What on Earth did Suffragette do wrong? Why is it that a film about one of the most important moments in women’s history doesn’t interest any women I know? Could it be that they’re turned off by films like this, that seem to shamelessly pander to them as much as they pander to the Academy Awards? Or could it be something a lot simpler, the fact that the trailers simply didn’t make the film look very good?
Set in the early 1900’s, Suffragette is the story of the fight for women’s rights, most notably the right to vote, and the escalation in tactics they used to try to get the attention their cause deserved. It also follows the lawmen who were trying to keep them in line, even if in some cases they were sympathetic to the suffragette’s cause.
I have to get something out-of-the-way. If (and when) Meryl Streep gets an Oscar nomination for this, I will be very annoyed. It sounds like a perfect match, Streep playing Emmeline Pankhurst, possibly the most important figure in the suffragette movement. It has awards written all over it, but it really shouldn’t. If you’ve seen the trailer, you’ve seen all of her scene (yes, scene, not scenes). She’s fine in the role, but it’s really not noteworthy.
In fact, fine but really not noteworthy pretty much describes this whole film. There are some decent emotional moments, but they don’t come close to doing the true events justice. The visuals are all nice, the period was recreated pretty well, but there was no significant stylistic choices. I’m really struggling to think of what else to comment on, because so little of the film has left an impression on me, something this film should have done. Also, after speaking to a number of people who are better informed on this subject than I am, this film seemingly fails to accurately portray these events, or even the social setting of the suffragette movement.
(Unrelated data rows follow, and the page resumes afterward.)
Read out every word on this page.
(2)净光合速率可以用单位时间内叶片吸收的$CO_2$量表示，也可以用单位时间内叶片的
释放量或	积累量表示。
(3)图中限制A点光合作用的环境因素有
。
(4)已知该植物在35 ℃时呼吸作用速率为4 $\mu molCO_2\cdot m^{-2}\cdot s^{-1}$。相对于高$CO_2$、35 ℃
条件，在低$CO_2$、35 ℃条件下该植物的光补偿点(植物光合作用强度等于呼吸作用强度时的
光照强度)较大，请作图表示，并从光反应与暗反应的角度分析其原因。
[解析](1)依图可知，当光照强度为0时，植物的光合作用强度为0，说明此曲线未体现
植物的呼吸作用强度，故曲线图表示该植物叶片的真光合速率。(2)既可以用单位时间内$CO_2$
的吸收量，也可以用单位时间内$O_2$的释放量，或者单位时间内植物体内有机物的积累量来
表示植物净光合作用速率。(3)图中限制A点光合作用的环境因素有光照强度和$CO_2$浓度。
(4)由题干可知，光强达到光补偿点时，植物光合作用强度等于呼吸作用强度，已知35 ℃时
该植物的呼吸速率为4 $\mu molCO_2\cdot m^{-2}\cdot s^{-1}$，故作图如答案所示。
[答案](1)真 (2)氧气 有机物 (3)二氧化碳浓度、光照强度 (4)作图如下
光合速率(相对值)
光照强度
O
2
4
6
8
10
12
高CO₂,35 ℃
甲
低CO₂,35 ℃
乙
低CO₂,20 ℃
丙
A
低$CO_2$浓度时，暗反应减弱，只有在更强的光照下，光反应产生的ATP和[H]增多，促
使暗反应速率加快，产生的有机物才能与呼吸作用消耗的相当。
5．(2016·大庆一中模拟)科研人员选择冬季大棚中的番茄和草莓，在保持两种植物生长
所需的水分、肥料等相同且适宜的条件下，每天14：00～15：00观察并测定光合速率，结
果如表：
There is one more, quite damning thing I have to say about Suffragette. There were two positives I came away from this film feeling , and that was the performances of Ben Whishaw and Brendan Gleeson. While I do think it’s more important for a film to be good as a film, and not an important piece of social commentary, I’m pretty sure that coming away from a film called Suffragette talking about the two male actors wasn’t exactly what they had in mind.